To the Rebus and Plate of Fruit in number 108. By PHILANDER.

DAMON.

Awake my love, my sweet Celinda rise,
And see Aurora paint the Eastern Skies,
O come and taste the Sweets of early Dawn,
Whilst silver Dew Drops gild the verdant Dawn.
Thy Shepherd waits, and with impatience too,
To kiss thy Lips, chaste as the morning Dew,
For sweeter than the breath of Morn is thine,
Each gay CARNATION must to thee resign.
Arise my Fair, thy comely Charms display,
Which like glad Phoebus cheer the opening Day.

CELINDA.

I know to whom that tuneful Voice belongs,
Sweeter to me than Larks' or Linnets' Songs;
But soft! I'll not confess it, though 'tis Truth,
I'll chide him, that I will, ungen'rous Youth.
Whoe'er thou art, thus to distrust my Rest
Before the Bird of Dawn has left her Nest,
Fly from my Window or by Heav'n I swear,
Thy vast Impertinence shall cost thee dear.

DAMON.

Patience, sweet Maid, and let thy Anger cease,
Thy constant Damon humbly sues for peace,
No dangers threaten to molest thy Charms,
He gently comes to clasp you in his Arms,
Inviting thee thy Garden Walks to tread
Where Flowers and Fruit their pleasing Odours
shed,

There press thy Lily hand with Joy in mine,
And like two tender Vines together twine.

CELINDA.

Fie, Damon, fie! Let not the Traitor's Vice,
Nor Flattery be thy morning Sacrifice,
Bnt haste! into my Garden Walks repair,
And when I'm dress'd, perhaps I'll meet you
there.

Gather that Fruit you think I most approve,
And thereby show one instance of your Love.
He's gone, with what sweet Raptures beats my
heart,

Joyful I'll meet him, though 'tis Grief to part.

DAMON.

Meeting her as she enters the Garden. Hail, fair Celinda, at thy entrance see Each Flower bends its lovely Head to thee, Thy Damon too, at thy approach rejoices, And feathered Songsters raise their tuneful Voices.

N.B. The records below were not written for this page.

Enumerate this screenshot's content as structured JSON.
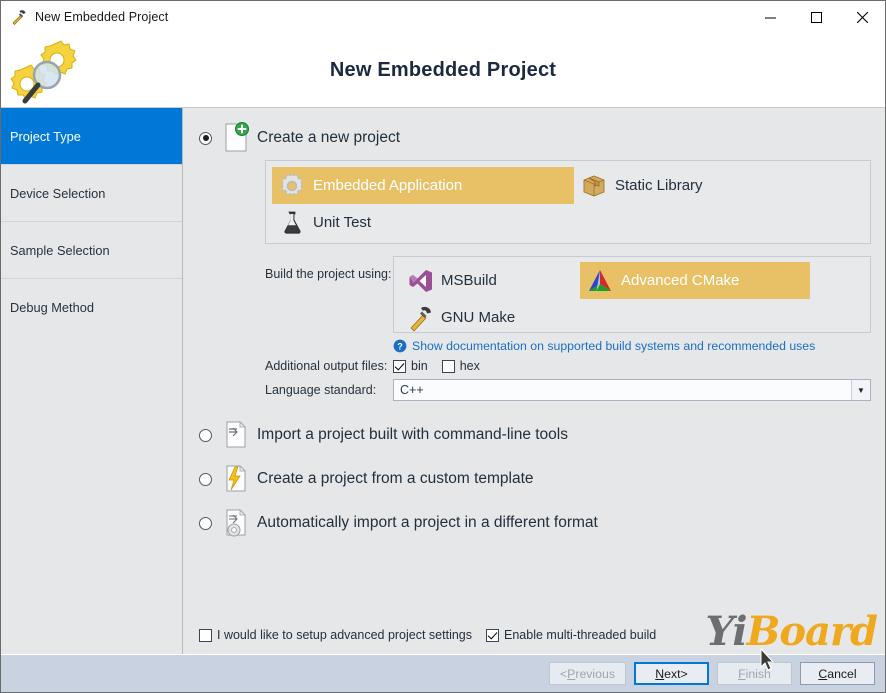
{
  "window": {
    "title": "New Embedded Project",
    "icon": "hammer-icon",
    "minimize_label": "—",
    "maximize_label": "□",
    "close_label": "✕"
  },
  "header": {
    "title": "New Embedded Project",
    "icon": "gears-magnifier-icon"
  },
  "sidebar": {
    "items": [
      {
        "label": "Project Type",
        "active": true
      },
      {
        "label": "Device Selection",
        "active": false
      },
      {
        "label": "Sample Selection",
        "active": false
      },
      {
        "label": "Debug Method",
        "active": false
      }
    ]
  },
  "main": {
    "options": [
      {
        "id": "create-new-project",
        "label": "Create a new project",
        "icon": "new-document-plus-icon",
        "selected": true
      },
      {
        "id": "import-command-line",
        "label": "Import a project built with command-line tools",
        "icon": "import-document-icon",
        "selected": false
      },
      {
        "id": "custom-template",
        "label": "Create a project from a custom template",
        "icon": "lightning-document-icon",
        "selected": false
      },
      {
        "id": "auto-import-different-format",
        "label": "Automatically import a project in a different format",
        "icon": "import-gear-document-icon",
        "selected": false
      }
    ],
    "project_types": [
      {
        "label": "Embedded Application",
        "icon": "gear-icon",
        "selected": true
      },
      {
        "label": "Static Library",
        "icon": "package-box-icon",
        "selected": false
      },
      {
        "label": "Unit Test",
        "icon": "flask-icon",
        "selected": false
      }
    ],
    "build_system": {
      "label": "Build the project using:",
      "items": [
        {
          "label": "MSBuild",
          "icon": "visual-studio-icon",
          "selected": false
        },
        {
          "label": "Advanced CMake",
          "icon": "cmake-triangle-icon",
          "selected": true
        },
        {
          "label": "GNU Make",
          "icon": "hammer-icon",
          "selected": false
        }
      ]
    },
    "doc_link": {
      "icon": "info-question-icon",
      "text": "Show documentation on supported build systems and recommended uses"
    },
    "output_files": {
      "label": "Additional output files:",
      "checkboxes": [
        {
          "label": "bin",
          "checked": true
        },
        {
          "label": "hex",
          "checked": false
        }
      ]
    },
    "language_standard": {
      "label": "Language standard:",
      "value": "C++",
      "arrow": "▼"
    },
    "bottom_checkboxes": [
      {
        "label": "I would like to setup advanced project settings",
        "checked": false
      },
      {
        "label": "Enable multi-threaded build",
        "checked": true
      }
    ],
    "watermark": {
      "part1": "Yi",
      "part2": "Board"
    }
  },
  "footer": {
    "buttons": [
      {
        "id": "previous",
        "prefix": "< ",
        "mnemonic": "P",
        "rest": "revious",
        "suffix": "",
        "state": "disabled"
      },
      {
        "id": "next",
        "prefix": "",
        "mnemonic": "N",
        "rest": "ext",
        "suffix": " >",
        "state": "default"
      },
      {
        "id": "finish",
        "prefix": "",
        "mnemonic": "F",
        "rest": "inish",
        "suffix": "",
        "state": "disabled"
      },
      {
        "id": "cancel",
        "prefix": "",
        "mnemonic": "C",
        "rest": "ancel",
        "suffix": "",
        "state": "normal"
      }
    ]
  },
  "colors": {
    "accent_blue": "#0078d7",
    "selection_gold": "#e8c167",
    "sidebar_bg": "#e6e7e9",
    "footer_bg": "#c8d2e0",
    "link_blue": "#1a6fc4",
    "watermark_gold": "#f0a81e"
  }
}
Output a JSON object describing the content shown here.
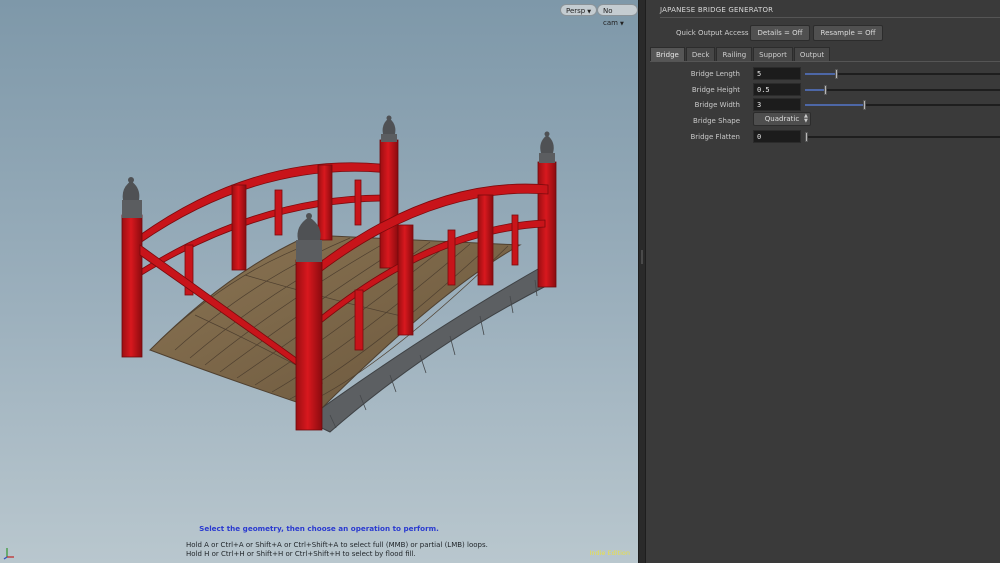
{
  "viewport": {
    "persp_label": "Persp",
    "cam_label": "No cam",
    "status_hint": "Select the geometry, then choose an operation to perform.",
    "help_line_1": "Hold A or Ctrl+A or Shift+A or Ctrl+Shift+A to select full (MMB) or partial (LMB) loops.",
    "help_line_2": "Hold H or Ctrl+H or Shift+H or Ctrl+Shift+H to select by flood fill.",
    "edition": "Indie Edition"
  },
  "panel": {
    "title": "JAPANESE BRIDGE GENERATOR",
    "quick_output_label": "Quick Output Access",
    "details_button": "Details = Off",
    "resample_button": "Resample = Off",
    "tabs": [
      {
        "label": "Bridge",
        "active": true
      },
      {
        "label": "Deck",
        "active": false
      },
      {
        "label": "Railing",
        "active": false
      },
      {
        "label": "Support",
        "active": false
      },
      {
        "label": "Output",
        "active": false
      }
    ],
    "params": {
      "length": {
        "label": "Bridge Length",
        "value": "5",
        "slider_level": 0.16
      },
      "height": {
        "label": "Bridge Height",
        "value": "0.5",
        "slider_level": 0.1
      },
      "width": {
        "label": "Bridge Width",
        "value": "3",
        "slider_level": 0.3
      },
      "shape": {
        "label": "Bridge Shape",
        "value": "Quadratic"
      },
      "flatten": {
        "label": "Bridge Flatten",
        "value": "0",
        "slider_level": 0.0
      }
    }
  },
  "colors": {
    "railing_red": "#c8141a",
    "deck_wood": "#7a6548",
    "stone": "#5a5a5a",
    "slider_fill": "#4d67a6",
    "hint_blue": "#2a3ad0",
    "edition_yellow": "#e8e04a"
  }
}
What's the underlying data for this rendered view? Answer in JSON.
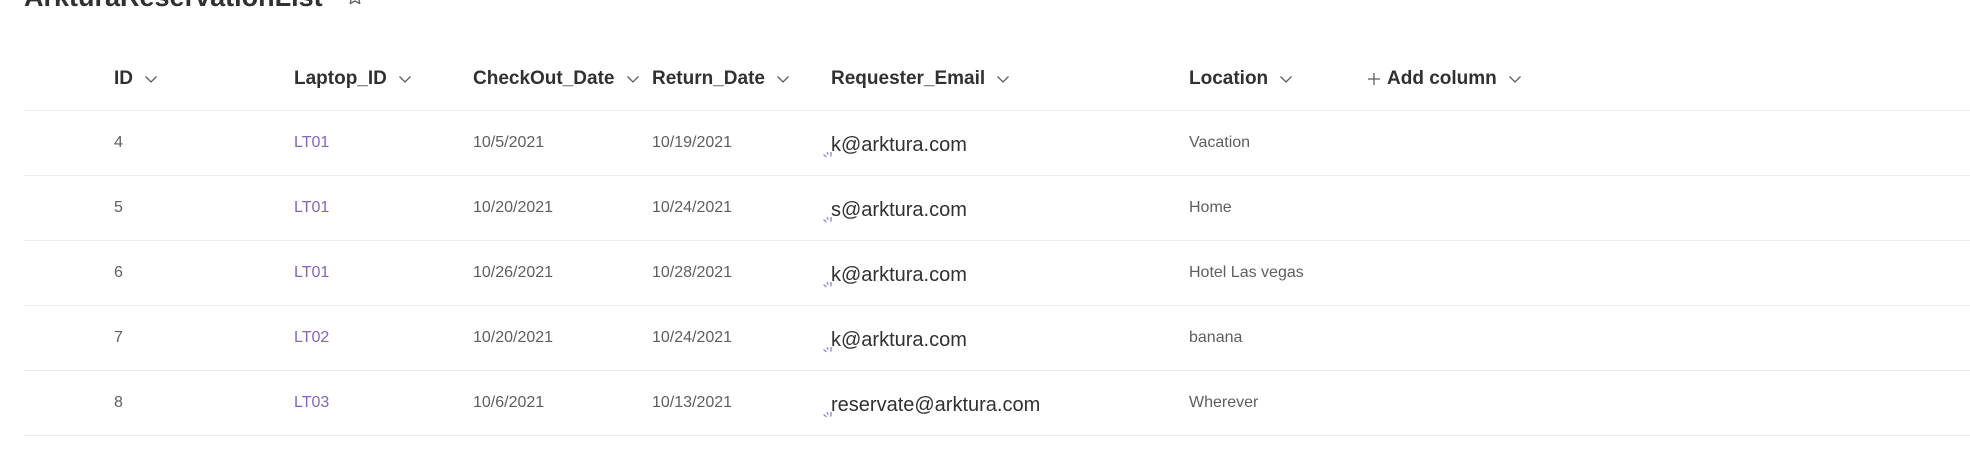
{
  "list": {
    "title": "ArkturaReservationList"
  },
  "columns": {
    "id": "ID",
    "laptop_id": "Laptop_ID",
    "checkout_date": "CheckOut_Date",
    "return_date": "Return_Date",
    "requester_email": "Requester_Email",
    "location": "Location",
    "add_column": "Add column"
  },
  "rows": [
    {
      "id": "4",
      "laptop_id": "LT01",
      "checkout_date": "10/5/2021",
      "return_date": "10/19/2021",
      "requester_email": "k@arktura.com",
      "location": "Vacation"
    },
    {
      "id": "5",
      "laptop_id": "LT01",
      "checkout_date": "10/20/2021",
      "return_date": "10/24/2021",
      "requester_email": "s@arktura.com",
      "location": "Home"
    },
    {
      "id": "6",
      "laptop_id": "LT01",
      "checkout_date": "10/26/2021",
      "return_date": "10/28/2021",
      "requester_email": "k@arktura.com",
      "location": "Hotel Las vegas"
    },
    {
      "id": "7",
      "laptop_id": "LT02",
      "checkout_date": "10/20/2021",
      "return_date": "10/24/2021",
      "requester_email": "k@arktura.com",
      "location": "banana"
    },
    {
      "id": "8",
      "laptop_id": "LT03",
      "checkout_date": "10/6/2021",
      "return_date": "10/13/2021",
      "requester_email": "reservate@arktura.com",
      "location": "Wherever"
    }
  ],
  "colors": {
    "accent": "#8764b8",
    "text_primary": "#323130",
    "text_secondary": "#605e5c",
    "divider": "#edebe9"
  },
  "icons": {
    "favorite": "star-outline-icon",
    "column_sort": "chevron-down-icon",
    "add": "plus-icon",
    "presence": "presence-loading-icon"
  }
}
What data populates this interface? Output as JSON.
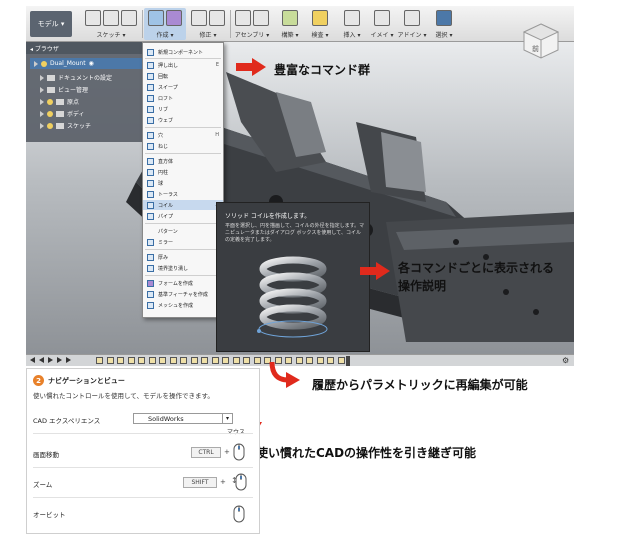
{
  "app": {
    "mode_label": "モデル ▾",
    "toolbar_groups": [
      {
        "label": "スケッチ ▾"
      },
      {
        "label": "作成 ▾",
        "active": true
      },
      {
        "label": "修正 ▾"
      },
      {
        "label": "アセンブリ ▾"
      },
      {
        "label": "構築 ▾"
      },
      {
        "label": "検査 ▾"
      },
      {
        "label": "挿入 ▾"
      },
      {
        "label": "イメイ ▾"
      },
      {
        "label": "アドイン ▾"
      },
      {
        "label": "選択 ▾"
      }
    ],
    "browser": {
      "header": "ブラウザ",
      "root": "Dual_Mount",
      "items": [
        "ドキュメントの設定",
        "ビュー管理",
        "原点",
        "ボディ",
        "スケッチ"
      ]
    },
    "menu": {
      "items": [
        {
          "label": "新規コンポーネント",
          "shortcut": ""
        },
        {
          "label": "押し出し",
          "shortcut": "E"
        },
        {
          "label": "回転",
          "shortcut": ""
        },
        {
          "label": "スイープ",
          "shortcut": ""
        },
        {
          "label": "ロフト",
          "shortcut": ""
        },
        {
          "label": "リブ",
          "shortcut": ""
        },
        {
          "label": "ウェブ",
          "shortcut": ""
        },
        {
          "label": "穴",
          "shortcut": "H"
        },
        {
          "label": "ねじ",
          "shortcut": ""
        },
        {
          "label": "直方体",
          "shortcut": ""
        },
        {
          "label": "円柱",
          "shortcut": ""
        },
        {
          "label": "球",
          "shortcut": ""
        },
        {
          "label": "トーラス",
          "shortcut": ""
        },
        {
          "label": "コイル",
          "shortcut": ""
        },
        {
          "label": "パイプ",
          "shortcut": ""
        },
        {
          "label": "パターン",
          "shortcut": "▸"
        },
        {
          "label": "ミラー",
          "shortcut": ""
        },
        {
          "label": "厚み",
          "shortcut": ""
        },
        {
          "label": "境界塗り潰し",
          "shortcut": ""
        },
        {
          "label": "フォームを作成",
          "shortcut": ""
        },
        {
          "label": "基準フィーチャを作成",
          "shortcut": ""
        },
        {
          "label": "メッシュを作成",
          "shortcut": ""
        }
      ]
    },
    "tooltip": {
      "title": "ソリッド コイルを作成します。",
      "body": "平面を選択し、円を描画して、コイルの外径を指定します。マニピュレータまたはダイアログ ボックスを使用して、コイルの定義を完了します。"
    },
    "viewcube_label": "前"
  },
  "callouts": {
    "commands": "豊富なコマンド群",
    "help_line1": "各コマンドごとに表示される",
    "help_line2": "操作説明",
    "history": "履歴からパラメトリックに再編集が可能",
    "cad": "使い慣れたCADの操作性を引き継ぎ可能"
  },
  "settings": {
    "number": "2",
    "title": "ナビゲーションとビュー",
    "description": "使い慣れたコントロールを使用して、モデルを操作できます。",
    "cad_label": "CAD エクスペリエンス",
    "cad_value": "SolidWorks",
    "mouse_header": "マウス",
    "rows": [
      {
        "label": "画面移動",
        "key": "CTRL"
      },
      {
        "label": "ズーム",
        "key": "SHIFT"
      },
      {
        "label": "オービット",
        "key": ""
      }
    ]
  },
  "colors": {
    "accent_red": "#e02a1c",
    "number_badge": "#e8812a",
    "menu_highlight": "#c7d9ee"
  }
}
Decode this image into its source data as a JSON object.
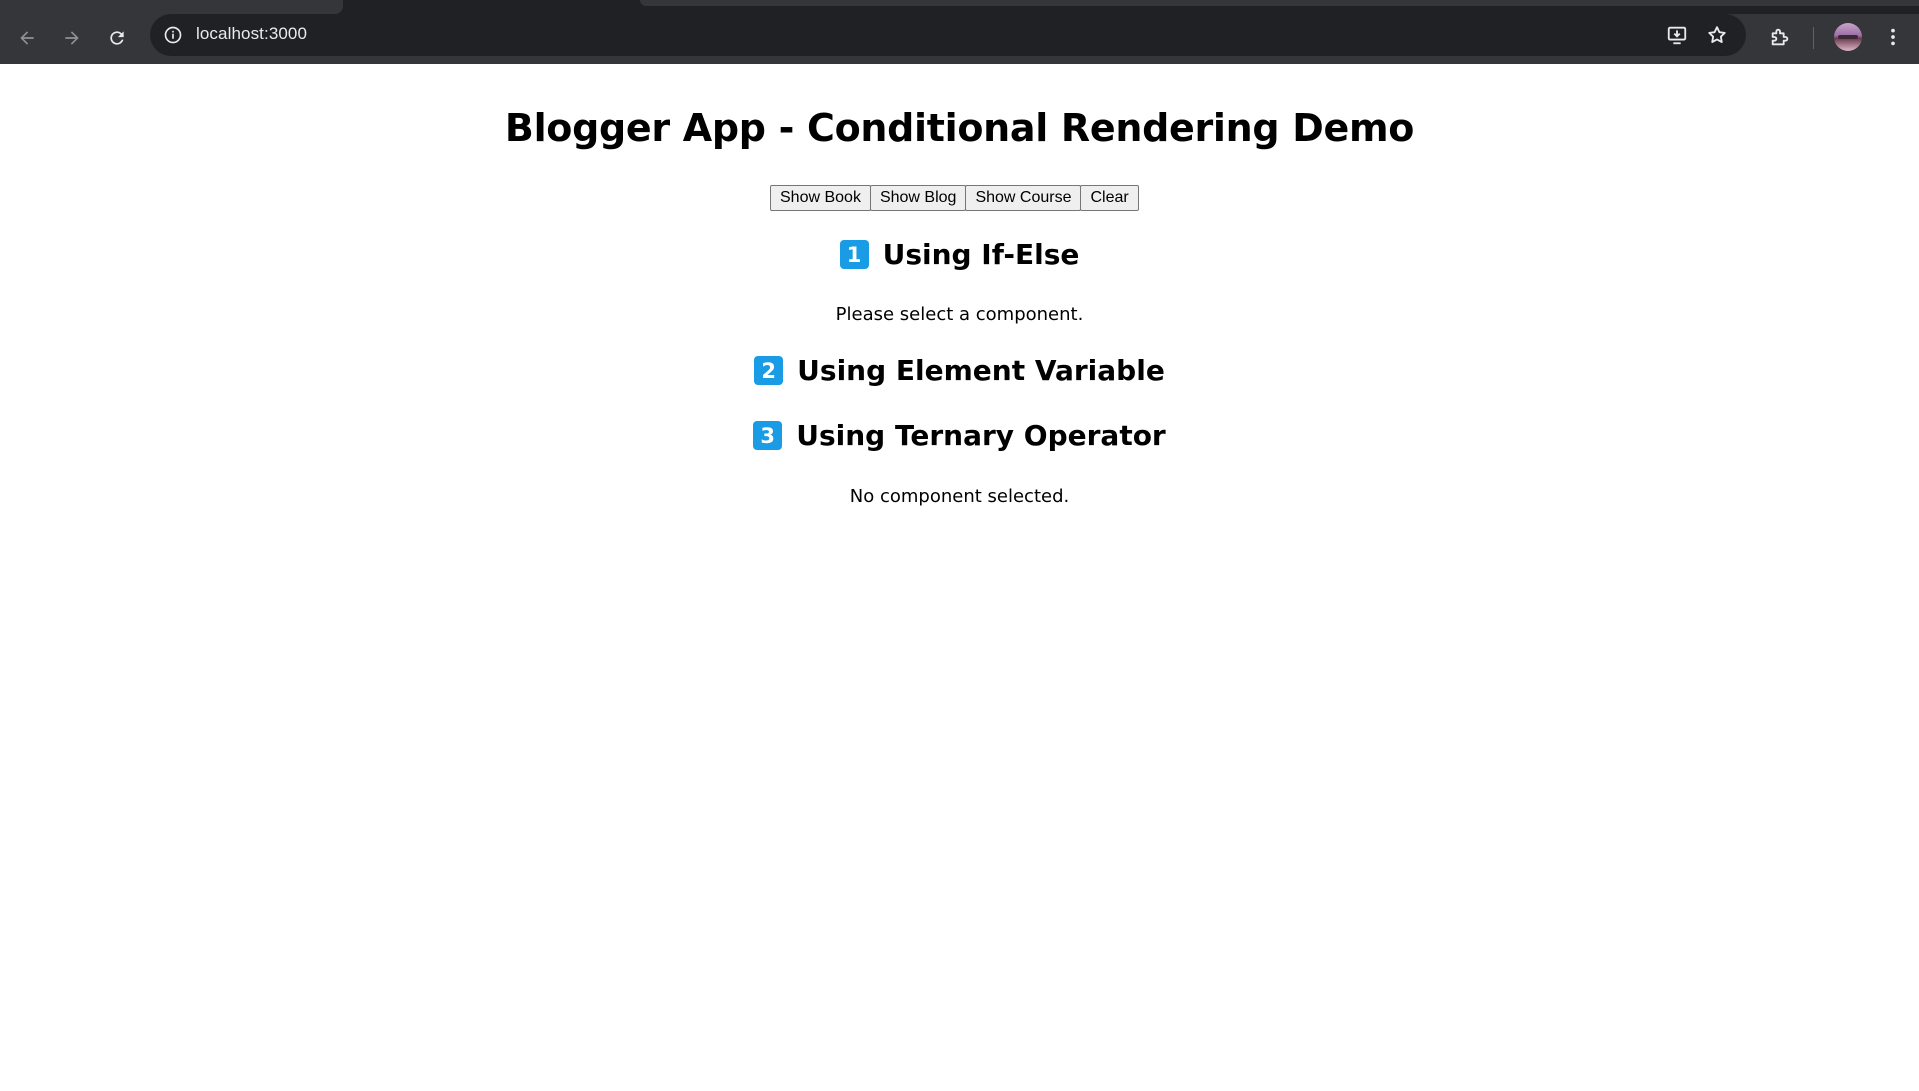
{
  "browser": {
    "url": "localhost:3000"
  },
  "page": {
    "title": "Blogger App - Conditional Rendering Demo",
    "buttons": [
      {
        "label": "Show Book"
      },
      {
        "label": "Show Blog"
      },
      {
        "label": "Show Course"
      },
      {
        "label": "Clear"
      }
    ],
    "sections": [
      {
        "badge": "1",
        "heading": "Using If-Else",
        "message": "Please select a component."
      },
      {
        "badge": "2",
        "heading": "Using Element Variable",
        "message": ""
      },
      {
        "badge": "3",
        "heading": "Using Ternary Operator",
        "message": "No component selected."
      }
    ]
  },
  "colors": {
    "chrome_bg": "#35363a",
    "omnibox_bg": "#202124",
    "badge_blue": "#1a9be6"
  }
}
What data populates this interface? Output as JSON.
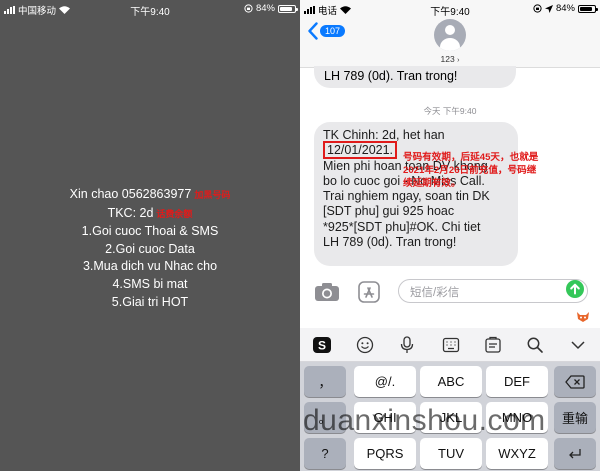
{
  "left_status": {
    "carrier": "中国移动",
    "time": "下午9:40",
    "battery": "84%",
    "battery_level": 0.84
  },
  "ussd": {
    "lines": [
      {
        "text": "Xin chao 0562863977",
        "note": "加黑号码"
      },
      {
        "text": "TKC: 2d",
        "note": "话费余额"
      },
      {
        "text": "1.Goi cuoc Thoai & SMS",
        "note": ""
      },
      {
        "text": "2.Goi cuoc Data",
        "note": ""
      },
      {
        "text": "3.Mua dich vu Nhac cho",
        "note": ""
      },
      {
        "text": "4.SMS bi mat",
        "note": ""
      },
      {
        "text": "5.Giai tri HOT",
        "note": ""
      }
    ]
  },
  "right_status": {
    "carrier": "电话",
    "time": "下午9:40",
    "battery": "84%",
    "battery_level": 0.84
  },
  "header": {
    "back_count": "107",
    "contact": "123"
  },
  "messages": {
    "previous_tail": "LH 789 (0d). Tran trong!",
    "timestamp": "今天 下午9:40",
    "bubble": {
      "line1": "TK Chinh: 2d, het han",
      "date": "12/01/2021.",
      "rest": [
        "Mien phi hoan toan DV khong",
        "bo lo cuoc goi - No Miss Call.",
        "Trai nghiem ngay, soan tin DK",
        "[SDT phu] gui 925 hoac",
        "*925*[SDT phu]#OK. Chi tiet",
        "LH 789 (0d). Tran trong!"
      ]
    },
    "annotation": [
      "号码有效期，后延45天，也就是",
      "2021年2月26日前充值，号码继",
      "续延期有效。"
    ]
  },
  "composer": {
    "placeholder": "短信/彩信"
  },
  "keyboard": {
    "row1": [
      "，",
      "@/.",
      "ABC",
      "DEF",
      "⌫"
    ],
    "row2": [
      "。",
      "GHI",
      "JKL",
      "MNO",
      "重输"
    ],
    "row3": [
      "?",
      "PQRS",
      "TUV",
      "WXYZ",
      ""
    ]
  },
  "watermark": "duanxinshou.com"
}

See at thy Feet the glittering Gems of Morn, Hear from the Woods the softly winding Horn,

Nature, luxuriant bends the Boughs for thee, And crowns with mellow Fruit each spreading Tree.

See in this Plate which in my Hand I've got The Nonpariel, sweet Peach and Apricot. 2.3.1. Gooseberries and Strawberrries, Currants red and white. 4. 6. 5.

(Excuse me if I have not gathered right)
The juicy Cherry and Pine Apple too. 7. 8.
All yield their charming Sweets to pleasure
you.

But see our Flocks forsaking yonder plain,
We now must part-at eve we meet again.

Celinda is evidently very much in love with Damon at whose appearance the heart of the maiden beats with "sweet Raptures"-and as Damon is only another name for Philander, the author: so Philander is obviously but another designation of the great "A. B." No one but the Poet Laureate, pursued by pining young ladies, and annoyed to death by the hopeless attachments he causes, could work with such delightful nonchalance, and easy assurance. He advances in splendid costume, with the most killing air; and standing beneath Celinda's chamber window invites that maiden to come out and see the Dawn and the Dews, which are not as chaste as her Lips; as the Carnations are not so red. He promises to reward the maiden for her condescension-and this reward is "to kiss her Lips!"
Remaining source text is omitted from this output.